Anhand zahlreicher Fotos erläutert Architekt Knöfel die Entstehung der drei großen Kirchenbauten in Delmenhorst: Apostelkirche (1954), Heilig Geist (1963) und Lutherkirche (1965). Als verantwortlicher Architekt des Oberkirchenrates kennt er die damaligen Architekten und kann deren Besonderheiten und Größe treffend einschätzen.

Dr. Enno Konukiewitz steuert Informationen zur Zeitgeschichte und zur Entwicklung der Evangelischen Kirchengemeinde in Delmenhorst bei.
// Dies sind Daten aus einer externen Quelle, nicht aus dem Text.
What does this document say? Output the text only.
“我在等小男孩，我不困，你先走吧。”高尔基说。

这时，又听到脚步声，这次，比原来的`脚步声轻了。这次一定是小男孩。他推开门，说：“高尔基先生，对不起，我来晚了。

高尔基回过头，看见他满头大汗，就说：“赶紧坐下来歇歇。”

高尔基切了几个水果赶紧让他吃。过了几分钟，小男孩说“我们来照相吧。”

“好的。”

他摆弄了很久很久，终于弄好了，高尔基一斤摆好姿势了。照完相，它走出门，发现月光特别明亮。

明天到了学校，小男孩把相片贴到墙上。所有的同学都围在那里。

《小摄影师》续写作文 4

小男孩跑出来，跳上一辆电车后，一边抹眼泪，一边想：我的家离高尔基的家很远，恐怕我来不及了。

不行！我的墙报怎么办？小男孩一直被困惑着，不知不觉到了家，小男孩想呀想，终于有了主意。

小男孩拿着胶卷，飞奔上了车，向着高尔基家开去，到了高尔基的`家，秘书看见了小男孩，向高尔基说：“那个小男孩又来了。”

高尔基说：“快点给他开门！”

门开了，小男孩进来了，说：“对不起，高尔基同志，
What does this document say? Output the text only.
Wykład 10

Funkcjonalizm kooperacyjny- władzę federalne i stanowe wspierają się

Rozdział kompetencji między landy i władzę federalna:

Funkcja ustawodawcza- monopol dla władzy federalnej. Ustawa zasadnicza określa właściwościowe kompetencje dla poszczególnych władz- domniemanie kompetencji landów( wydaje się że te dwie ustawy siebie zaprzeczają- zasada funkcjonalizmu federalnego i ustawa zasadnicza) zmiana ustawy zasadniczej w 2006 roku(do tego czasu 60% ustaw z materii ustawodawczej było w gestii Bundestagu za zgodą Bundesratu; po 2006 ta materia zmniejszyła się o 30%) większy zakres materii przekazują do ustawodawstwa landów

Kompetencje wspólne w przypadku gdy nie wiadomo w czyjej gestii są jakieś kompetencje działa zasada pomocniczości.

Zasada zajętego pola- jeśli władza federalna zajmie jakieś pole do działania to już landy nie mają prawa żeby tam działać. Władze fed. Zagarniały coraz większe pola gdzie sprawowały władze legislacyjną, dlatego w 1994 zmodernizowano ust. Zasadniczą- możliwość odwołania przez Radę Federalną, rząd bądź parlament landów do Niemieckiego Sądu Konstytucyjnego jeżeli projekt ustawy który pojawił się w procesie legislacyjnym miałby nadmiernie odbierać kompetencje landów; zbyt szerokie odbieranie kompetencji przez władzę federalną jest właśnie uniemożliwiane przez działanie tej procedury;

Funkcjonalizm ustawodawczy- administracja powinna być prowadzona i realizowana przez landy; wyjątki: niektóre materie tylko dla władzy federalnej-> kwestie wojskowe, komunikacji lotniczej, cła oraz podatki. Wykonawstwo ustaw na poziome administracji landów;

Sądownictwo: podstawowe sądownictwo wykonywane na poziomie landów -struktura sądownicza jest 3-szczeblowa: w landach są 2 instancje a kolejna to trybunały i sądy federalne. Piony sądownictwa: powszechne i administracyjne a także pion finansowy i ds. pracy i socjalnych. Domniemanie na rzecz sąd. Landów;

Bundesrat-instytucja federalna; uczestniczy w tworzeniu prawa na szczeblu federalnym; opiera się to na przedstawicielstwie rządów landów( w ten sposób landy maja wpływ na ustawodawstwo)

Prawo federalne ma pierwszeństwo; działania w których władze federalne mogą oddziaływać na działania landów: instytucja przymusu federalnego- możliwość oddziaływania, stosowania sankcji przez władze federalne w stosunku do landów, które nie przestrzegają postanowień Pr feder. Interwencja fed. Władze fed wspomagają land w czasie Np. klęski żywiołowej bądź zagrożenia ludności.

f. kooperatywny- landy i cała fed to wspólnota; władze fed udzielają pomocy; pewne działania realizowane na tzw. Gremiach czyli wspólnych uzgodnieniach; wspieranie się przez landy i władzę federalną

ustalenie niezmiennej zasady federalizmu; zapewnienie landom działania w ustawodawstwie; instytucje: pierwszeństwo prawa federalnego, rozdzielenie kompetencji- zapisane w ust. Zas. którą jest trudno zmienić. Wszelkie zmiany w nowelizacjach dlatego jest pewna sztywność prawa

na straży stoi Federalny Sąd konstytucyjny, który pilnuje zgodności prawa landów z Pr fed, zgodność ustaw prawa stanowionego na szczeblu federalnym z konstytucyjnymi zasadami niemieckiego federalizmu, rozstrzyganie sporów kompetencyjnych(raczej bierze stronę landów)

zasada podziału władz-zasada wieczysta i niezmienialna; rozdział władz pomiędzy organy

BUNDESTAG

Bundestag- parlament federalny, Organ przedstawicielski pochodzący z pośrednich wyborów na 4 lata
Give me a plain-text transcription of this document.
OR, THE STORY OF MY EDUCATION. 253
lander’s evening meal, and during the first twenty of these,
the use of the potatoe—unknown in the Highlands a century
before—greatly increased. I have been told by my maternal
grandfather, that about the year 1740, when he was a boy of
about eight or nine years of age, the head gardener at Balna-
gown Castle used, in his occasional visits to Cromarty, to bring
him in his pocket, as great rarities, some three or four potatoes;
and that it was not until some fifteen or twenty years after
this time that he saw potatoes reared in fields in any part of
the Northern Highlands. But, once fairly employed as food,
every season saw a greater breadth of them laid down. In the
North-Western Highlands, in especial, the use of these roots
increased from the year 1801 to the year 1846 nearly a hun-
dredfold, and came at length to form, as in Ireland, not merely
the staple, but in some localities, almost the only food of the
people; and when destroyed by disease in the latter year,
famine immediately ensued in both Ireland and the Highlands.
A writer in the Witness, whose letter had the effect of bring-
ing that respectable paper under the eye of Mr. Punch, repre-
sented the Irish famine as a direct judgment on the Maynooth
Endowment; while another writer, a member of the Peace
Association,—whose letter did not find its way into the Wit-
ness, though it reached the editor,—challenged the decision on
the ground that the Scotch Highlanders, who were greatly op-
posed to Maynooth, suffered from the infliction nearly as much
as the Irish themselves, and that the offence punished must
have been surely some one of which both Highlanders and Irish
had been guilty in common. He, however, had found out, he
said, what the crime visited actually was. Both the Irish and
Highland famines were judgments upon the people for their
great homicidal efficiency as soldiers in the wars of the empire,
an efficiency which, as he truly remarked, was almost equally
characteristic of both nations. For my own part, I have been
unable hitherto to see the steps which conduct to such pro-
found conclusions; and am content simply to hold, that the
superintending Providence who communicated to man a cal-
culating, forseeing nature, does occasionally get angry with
Selbst ein Delmenhorster „Jung“, Sohn eines Pfarrers, erlebte Konukiewitz direkt die Umwandlungen und Fragen jener Zeit mit.

Untermalt wird die Veranstaltung von zeitgenössischer Orgelmusik, die der Kirchenmusiker Michael Brockmann ausgewählt hat. Er wird von der Flötistin Margret Richter begleitet. „Ich freue mich, so fachkundige Spezialisten gewonnen zu haben“, sagt Pastorin Anne Frerichs.

Bei der kostenlosen Veranstaltung soll es eine Pause geben, so dass ein gemeinsames Gespräch möglich ist.